Excluding containers
The easiest way to exclude everything and only include the pods you wish is to change the Path property in your input configuration to include a comma separated list of container patterns that you want to include in the logging pipeline.

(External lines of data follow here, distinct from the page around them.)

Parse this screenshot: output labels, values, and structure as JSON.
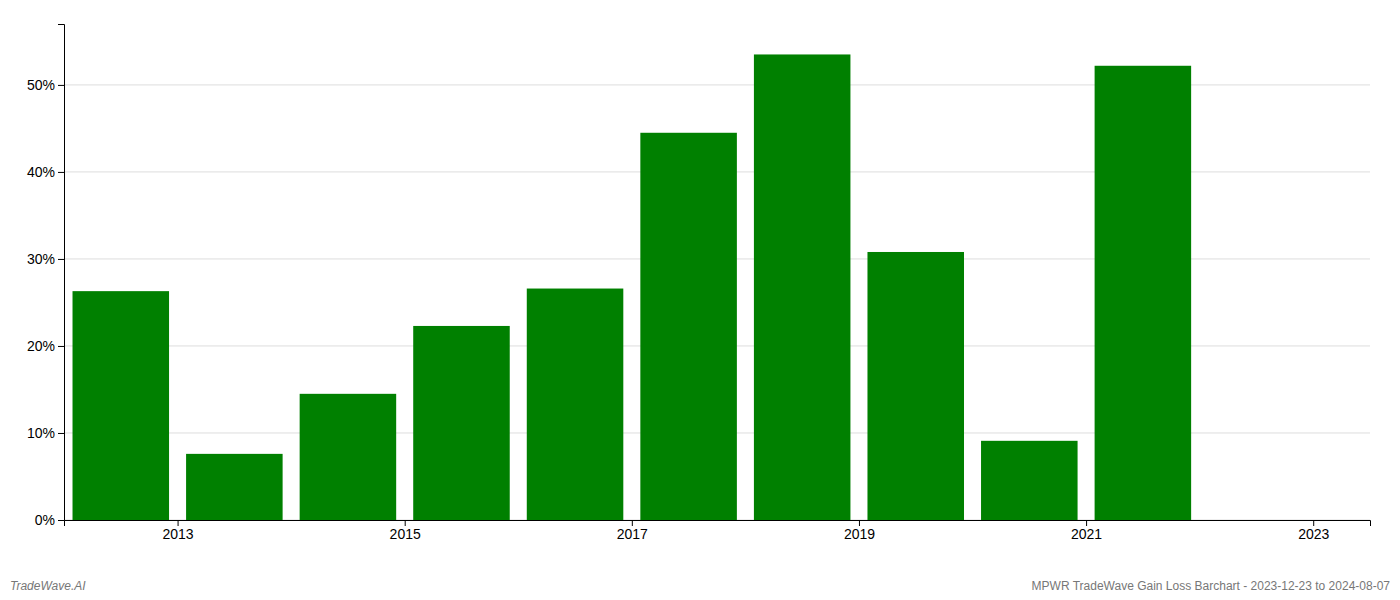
{
  "chart_data": {
    "type": "bar",
    "x": [
      2013,
      2014,
      2015,
      2016,
      2017,
      2018,
      2019,
      2020,
      2021,
      2022
    ],
    "values": [
      26.3,
      7.6,
      14.5,
      22.3,
      26.6,
      44.5,
      53.5,
      30.8,
      9.1,
      52.2
    ],
    "color": "#008000",
    "xlim": [
      2012.5,
      2024.0
    ],
    "xticks": [
      {
        "value": 2013.5,
        "label": "2013"
      },
      {
        "value": 2015.5,
        "label": "2015"
      },
      {
        "value": 2017.5,
        "label": "2017"
      },
      {
        "value": 2019.5,
        "label": "2019"
      },
      {
        "value": 2021.5,
        "label": "2021"
      },
      {
        "value": 2023.5,
        "label": "2023"
      }
    ],
    "ylim": [
      0,
      57
    ],
    "yticks": [
      {
        "value": 0,
        "label": "0%"
      },
      {
        "value": 10,
        "label": "10%"
      },
      {
        "value": 20,
        "label": "20%"
      },
      {
        "value": 30,
        "label": "30%"
      },
      {
        "value": 40,
        "label": "40%"
      },
      {
        "value": 50,
        "label": "50%"
      }
    ],
    "grid": true,
    "annotations": [
      "TradeWave.AI",
      "MPWR TradeWave Gain Loss Barchart - 2023-12-23 to 2024-08-07"
    ]
  }
}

Here is an example:
application-log.conf: |
[INPUT]
Name tail
Tag application.*
Exclude_Path /var/log/containers/cloudwatch-agent*, /var/log/containers/fluent-bit*, /var/log/containers/aws-node*, /var/log/containers/kube-proxy*
Path /var/log/containers/my-container.log, /var/log/containers/my-other-container.log
Docker_Mode On
Docker_Mode_Flush 5
Docker_Mode_Parser container_firstline
Parser docker
DB /var/fluent-bit/state/flb_container.db
Mem_Buf_Limit 50MB
Skip_Long_Lines On
Refresh_Interval 10
Rotate_Wait 30
storage.type filesystem
Read_from_Head ${READ_FROM_HEAD}
Note that the Path field now matches containers that we wish.